Herbed Flat Bread
Use any fresh herbs you have on hand or in your garden to add flavor to a delicious whole grain flatbread. Mold the bread into any fun shape you want! 90 minutes, Ages 5+
1 Tablespoon yeast
1 teaspoon of sugar
2 cups warm water
2 teaspoons salt
¼ cup olive oil
2 cups whole wheat flour
2-3 cups white flour, as needed
handful of fresh herbs (such as oregano, sage, or rosemary)
- Mix yeast, sugar and warm water together in a bowl until yeast is completely dissolved.
- Add salt, oil and whole wheat flour. Let sit for a few minutes.

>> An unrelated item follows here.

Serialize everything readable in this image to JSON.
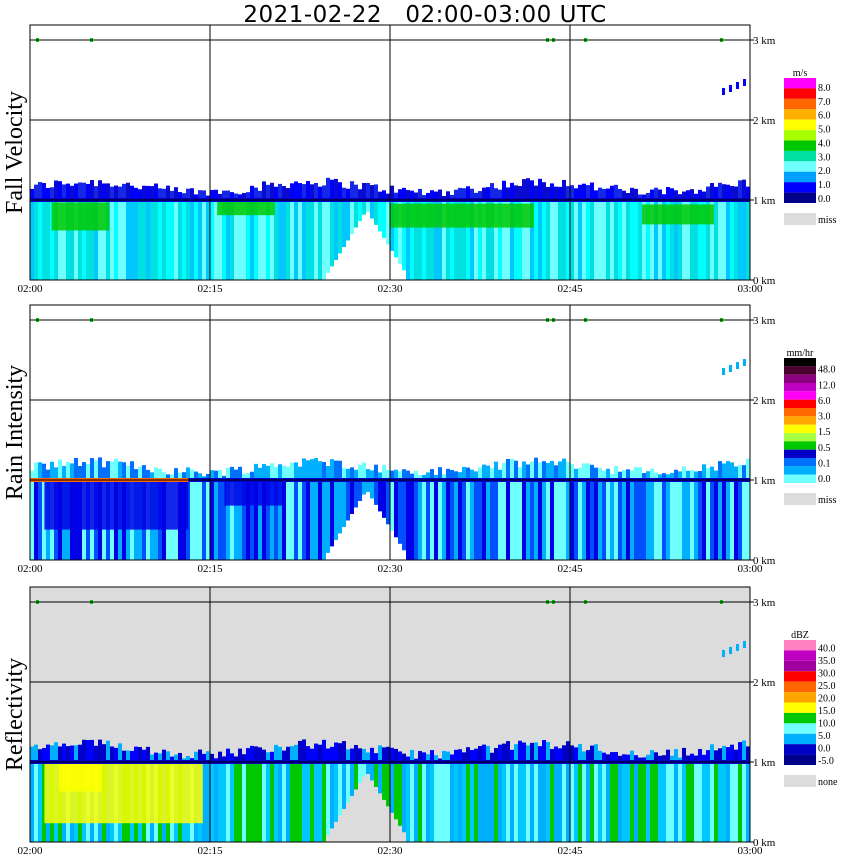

- Meanwhile, remove herb leaves from the stem and tear or chop into small pieces
- Gradually add white flour to the whole wheat mix, until dough is no longer sticky
- Knead on a flour-covered cutting board, adding flour as needed. Add torn up herbs to the dough a little at a time while kneading until herbs are incorporated.
- Form dough into a ball. Sprinkle a clean bowl with oil, roll the dough in the oil until covered.

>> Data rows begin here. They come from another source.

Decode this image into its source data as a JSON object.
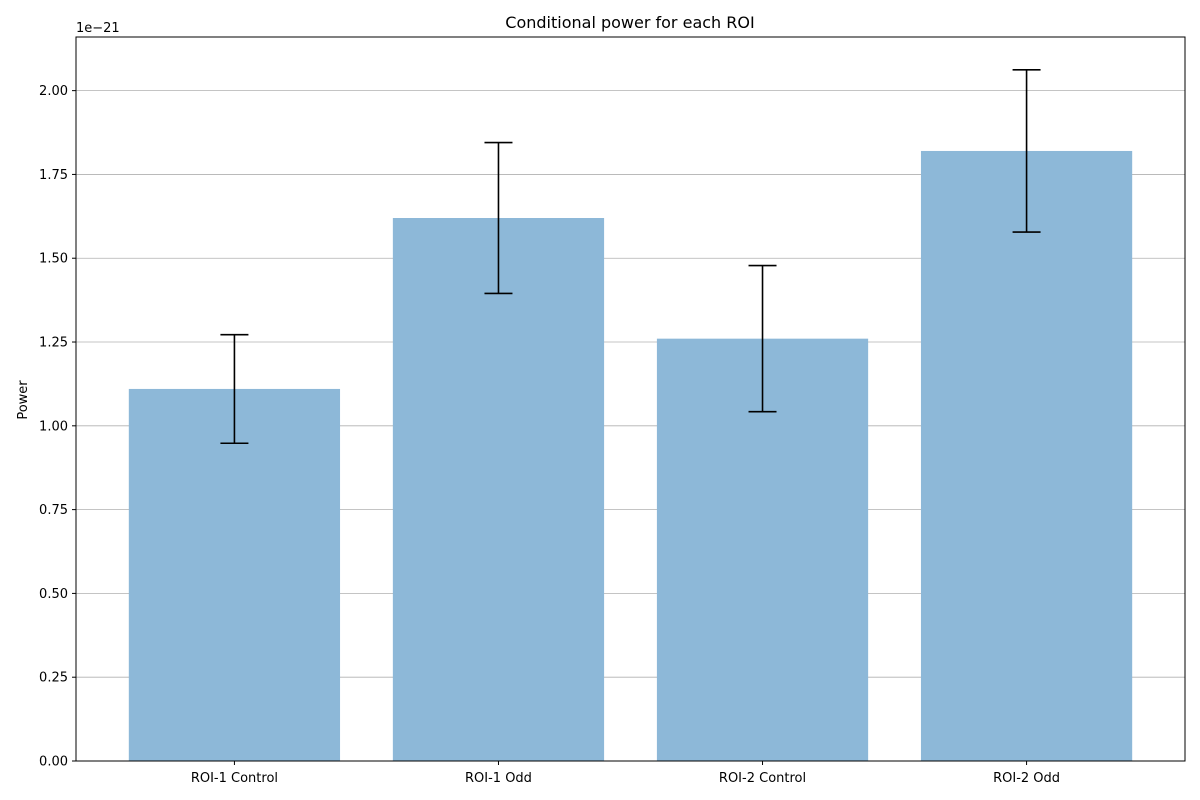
{
  "chart_data": {
    "type": "bar",
    "title": "Conditional power for each ROI",
    "xlabel": "",
    "ylabel": "Power",
    "scale_label": "1e−21",
    "categories": [
      "ROI-1 Control",
      "ROI-1 Odd",
      "ROI-2 Control",
      "ROI-2 Odd"
    ],
    "values": [
      1.11,
      1.62,
      1.26,
      1.82
    ],
    "error": [
      0.162,
      0.225,
      0.218,
      0.242
    ],
    "value_multiplier": "1e-21",
    "ylim": [
      0,
      2.16
    ],
    "yticks": [
      0.0,
      0.25,
      0.5,
      0.75,
      1.0,
      1.25,
      1.5,
      1.75,
      2.0
    ],
    "ytick_labels": [
      "0.00",
      "0.25",
      "0.50",
      "0.75",
      "1.00",
      "1.25",
      "1.50",
      "1.75",
      "2.00"
    ],
    "grid": "y",
    "bar_color": "#8db8d8",
    "error_color": "#000000",
    "grid_color": "#b0b0b0"
  }
}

- Cover the bowl with a damp towel. Place in a warm location to rise for 45 minutes.
- Preheat oven to 400. Give the dough a couple kneads, then press, stretch, and mold the dough into a flatbread shape of your choice onto a sheet pan.
- Bake 20 minutes, or until slightly browned and the bread makes a hollow sound when you knock on it. Enjoy!
Bread-making is such a wholesome project for a cozy day at home and this recipe is particularly forgiving and flexible for new bakers! Certain steps get easier for kids as they get older, but as long as they are old enough to stand at a kitchen counter, all kids love harvesting and tearing up fresh herbs, mushing fresh dough, and molding the flat bread into fun shapes. This bread is also full of wonderful smells! Try smelling the dough before and after adding herbs, compare smells before and after it’s baked! Enjoy the bread warm, eating by the handful, or slice down the middle for flat sandwich pieces.
A note about kneading: kids LOVE to knead, but might need some coaching on best ways to do it. Once you turn your dough onto a counter or cutting board to knead, fold the top portion of the dough over, then push down, and turn the dough 90 degrees in any direction. Repeat the process again and again, always turning the dough 90 degrees in the same direction. You know the dough can rest and rise when it is no longer sticking to the counter and all your herbs are incorporated. “Mushing” bread is fine for kids who may be too young to learn professional baking practices, but avoid “tearing” the bread dough. Tearing dough ruins the nice long gluten structure you want in bread to make it fluffy.